We're tracking this but we do not currently have an estimate of when we will complete debugging the issue.
Facing the same issue : Error: perf_analyzer did not produce any output. It was likely terminated with a SIGABRT
any update on this perf_analyzer took very long to exit, killing perf_analyzer [Model Analyzer] perf_analyzer did not produce any output.
[Model Analyzer] Initializing GPUDevice handles
[Model Analyzer] Using GPU 0 NVIDIA A100-SXM4-40GB with UUID GPU-d9a0447f-f8fa-9d2f-79fc-ecf2567dacc2
[Model Analyzer] WARNING: Overriding the output model repo path "./rerenker_output1"

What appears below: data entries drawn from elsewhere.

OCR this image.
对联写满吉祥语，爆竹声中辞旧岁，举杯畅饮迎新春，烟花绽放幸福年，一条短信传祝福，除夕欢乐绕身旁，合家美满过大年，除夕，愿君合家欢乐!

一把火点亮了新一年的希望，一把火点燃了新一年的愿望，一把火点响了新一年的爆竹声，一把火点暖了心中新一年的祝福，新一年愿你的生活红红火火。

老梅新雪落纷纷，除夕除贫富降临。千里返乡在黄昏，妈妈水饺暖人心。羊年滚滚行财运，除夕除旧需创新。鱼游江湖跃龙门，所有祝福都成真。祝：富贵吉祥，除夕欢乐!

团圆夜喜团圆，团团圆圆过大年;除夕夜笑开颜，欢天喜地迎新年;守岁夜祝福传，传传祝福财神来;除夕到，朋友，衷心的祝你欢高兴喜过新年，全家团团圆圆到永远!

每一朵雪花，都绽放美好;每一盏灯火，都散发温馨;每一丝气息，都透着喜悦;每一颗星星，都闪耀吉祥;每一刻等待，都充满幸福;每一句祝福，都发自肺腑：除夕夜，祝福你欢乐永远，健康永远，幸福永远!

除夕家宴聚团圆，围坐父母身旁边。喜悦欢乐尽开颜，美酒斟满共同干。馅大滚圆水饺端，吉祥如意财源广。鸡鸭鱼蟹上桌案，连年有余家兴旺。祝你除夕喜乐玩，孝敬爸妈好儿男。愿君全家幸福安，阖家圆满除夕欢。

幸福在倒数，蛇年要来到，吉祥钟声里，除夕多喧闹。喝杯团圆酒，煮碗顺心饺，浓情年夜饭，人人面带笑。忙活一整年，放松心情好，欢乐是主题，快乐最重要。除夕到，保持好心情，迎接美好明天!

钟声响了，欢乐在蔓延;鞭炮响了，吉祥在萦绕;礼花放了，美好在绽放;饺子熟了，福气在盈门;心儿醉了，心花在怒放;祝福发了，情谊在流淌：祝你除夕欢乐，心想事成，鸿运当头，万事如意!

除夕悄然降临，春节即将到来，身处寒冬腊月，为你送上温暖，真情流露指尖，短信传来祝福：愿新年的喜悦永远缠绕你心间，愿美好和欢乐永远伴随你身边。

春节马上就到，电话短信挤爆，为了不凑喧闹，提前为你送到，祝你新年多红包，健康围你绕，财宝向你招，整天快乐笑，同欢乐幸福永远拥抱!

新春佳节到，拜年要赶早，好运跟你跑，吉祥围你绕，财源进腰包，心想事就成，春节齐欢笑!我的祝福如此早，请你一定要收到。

[Model Analyzer] Starting a local Triton Server
[Model Analyzer] Loaded checkpoint from file /model_repositories/checkpoints/0.ckpt
[Model Analyzer] GPU devices match checkpoint - skipping server metric acquisition
[Model Analyzer]
[Model Analyzer] Starting quick mode search to find optimal configs
[Model Analyzer]
[Model Analyzer] Creating model config: reranker_config_default
[Model Analyzer]
[Model Analyzer] Creating model config: bge_reranker_v2_onnx_config_default
[Model Analyzer]
[Model Analyzer] Profiling reranker_config_default: client batch size=1, concurrency=24
[Model Analyzer] Profiling bge_reranker_v2_onnx_config_default: client batch size=1, concurrency=8
[Model Analyzer]
[Model Analyzer] perf_analyzer took very long to exit, killing perf_analyzer
[Model Analyzer] perf_analyzer did not produce any output.

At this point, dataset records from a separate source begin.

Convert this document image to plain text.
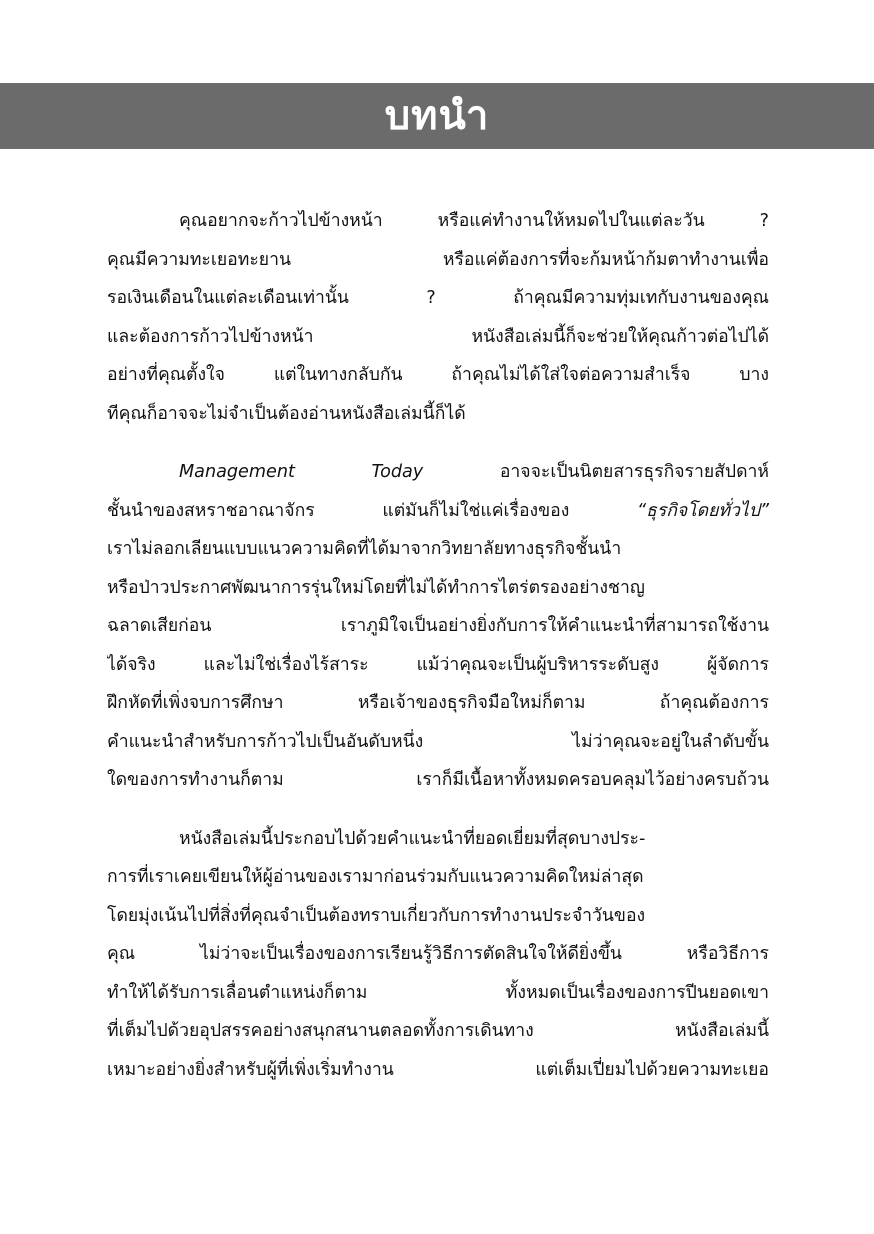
บทนำ
คุณอยากจะก้าวไปข้างหน้า หรือแค่ทำงานให้หมดไปในแต่ละวัน ?
คุณมีความทะเยอทะยาน หรือแค่ต้องการที่จะก้มหน้าก้มตาทำงานเพื่อ
รอเงินเดือนในแต่ละเดือนเท่านั้น ? ถ้าคุณมีความทุ่มเทกับงานของคุณ
และต้องการก้าวไปข้างหน้า หนังสือเล่มนี้ก็จะช่วยให้คุณก้าวต่อไปได้
อย่างที่คุณตั้งใจ แต่ในทางกลับกัน ถ้าคุณไม่ได้ใส่ใจต่อความสำเร็จ บาง
ทีคุณก็อาจจะไม่จำเป็นต้องอ่านหนังสือเล่มนี้ก็ได้
Management Today อาจจะเป็นนิตยสารธุรกิจรายสัปดาห์
ชั้นนำของสหราชอาณาจักร แต่มันก็ไม่ใช่แค่เรื่องของ “ธุรกิจโดยทั่วไป”
เราไม่ลอกเลียนแบบแนวความคิดที่ได้มาจากวิทยาลัยทางธุรกิจชั้นนำ
หรือป่าวประกาศพัฒนาการรุ่นใหม่โดยที่ไม่ได้ทำการไตร่ตรองอย่างชาญ
ฉลาดเสียก่อน เราภูมิใจเป็นอย่างยิ่งกับการให้คำแนะนำที่สามารถใช้งาน
ได้จริง และไม่ใช่เรื่องไร้สาระ แม้ว่าคุณจะเป็นผู้บริหารระดับสูง ผู้จัดการ
ฝึกหัดที่เพิ่งจบการศึกษา หรือเจ้าของธุรกิจมือใหม่ก็ตาม ถ้าคุณต้องการ
คำแนะนำสำหรับการก้าวไปเป็นอันดับหนึ่ง ไม่ว่าคุณจะอยู่ในลำดับขั้น
ใดของการทำงานก็ตาม เราก็มีเนื้อหาทั้งหมดครอบคลุมไว้อย่างครบถ้วน
หนังสือเล่มนี้ประกอบไปด้วยคำแนะนำที่ยอดเยี่ยมที่สุดบางประ-
การที่เราเคยเขียนให้ผู้อ่านของเรามาก่อนร่วมกับแนวความคิดใหม่ล่าสุด
โดยมุ่งเน้นไปที่สิ่งที่คุณจำเป็นต้องทราบเกี่ยวกับการทำงานประจำวันของ
คุณ ไม่ว่าจะเป็นเรื่องของการเรียนรู้วิธีการตัดสินใจให้ดียิ่งขึ้น หรือวิธีการ
ทำให้ได้รับการเลื่อนตำแหน่งก็ตาม ทั้งหมดเป็นเรื่องของการปีนยอดเขา
ที่เต็มไปด้วยอุปสรรคอย่างสนุกสนานตลอดทั้งการเดินทาง หนังสือเล่มนี้
เหมาะอย่างยิ่งสำหรับผู้ที่เพิ่งเริ่มทำงาน แต่เต็มเปี่ยมไปด้วยความทะเยอ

[Model Analyzer] Saved checkpoint to model_repositories/checkpoints/1.ckpt
[Model Analyzer] Creating model config: reranker_config_0
[Model Analyzer] Setting instance_group to [{'count': 1, 'kind': 'KIND_GPU'}]
[Model Analyzer] Setting max_batch_size to 1
[Model Analyzer] Enabling dynamic_batching
[Model Analyzer]
[Model Analyzer] Creating model config: bge_reranker_v2_onnx_config_0
[Model Analyzer] Setting instance_group to [{'count': 1, 'kind': 'KIND_GPU'}]
[Model Analyzer] Setting max_batch_size to 1
[Model Analyzer] Enabling dynamic_batching
[Model Analyzer]
[Model Analyzer] Profiling reranker_config_0: client batch size=1, concurrency=2
[Model Analyzer] Profiling bge_reranker_v2_onnx_config_0: client batch size=1, concurrency=2
[Model Analyzer]
[Model Analyzer] perf_analyzer took very long to exit, killing perf_analyzer
[Model Analyzer] perf_analyzer did not produce any output.
[Model Analyzer] No changes made to analyzer data, no checkpoint saved.
Traceback (most recent call last):
File "/opt/app_venv/bin/model-analyzer", line 8, in
perf_error log
Command: mpiexec --allow-run-as-root --tag-output -n 1 perf_analyzer --enable-mpi -m reranker -b 1 -u localhost:8001 -i grpc -f results.csv --verbose-csv --concurrency-range 24 --measurement-mode count_windows --collect-metrics --metrics-url http://localhost:8002/metrics --metrics-interval 1000 : -n 1 perf_analyzer --enable-mpi -m onnx -b 1 -u localhost:8001 -i grpc -f results.csv --verbose-csv --concurrency-range 8 --measurement-mode count_windows --collect-metrics --metrics-url http://localhost:8002/metrics --metrics-interval 1000
Error: perf_analyzer did not produce any output. It was likely terminated with a SIGABRT.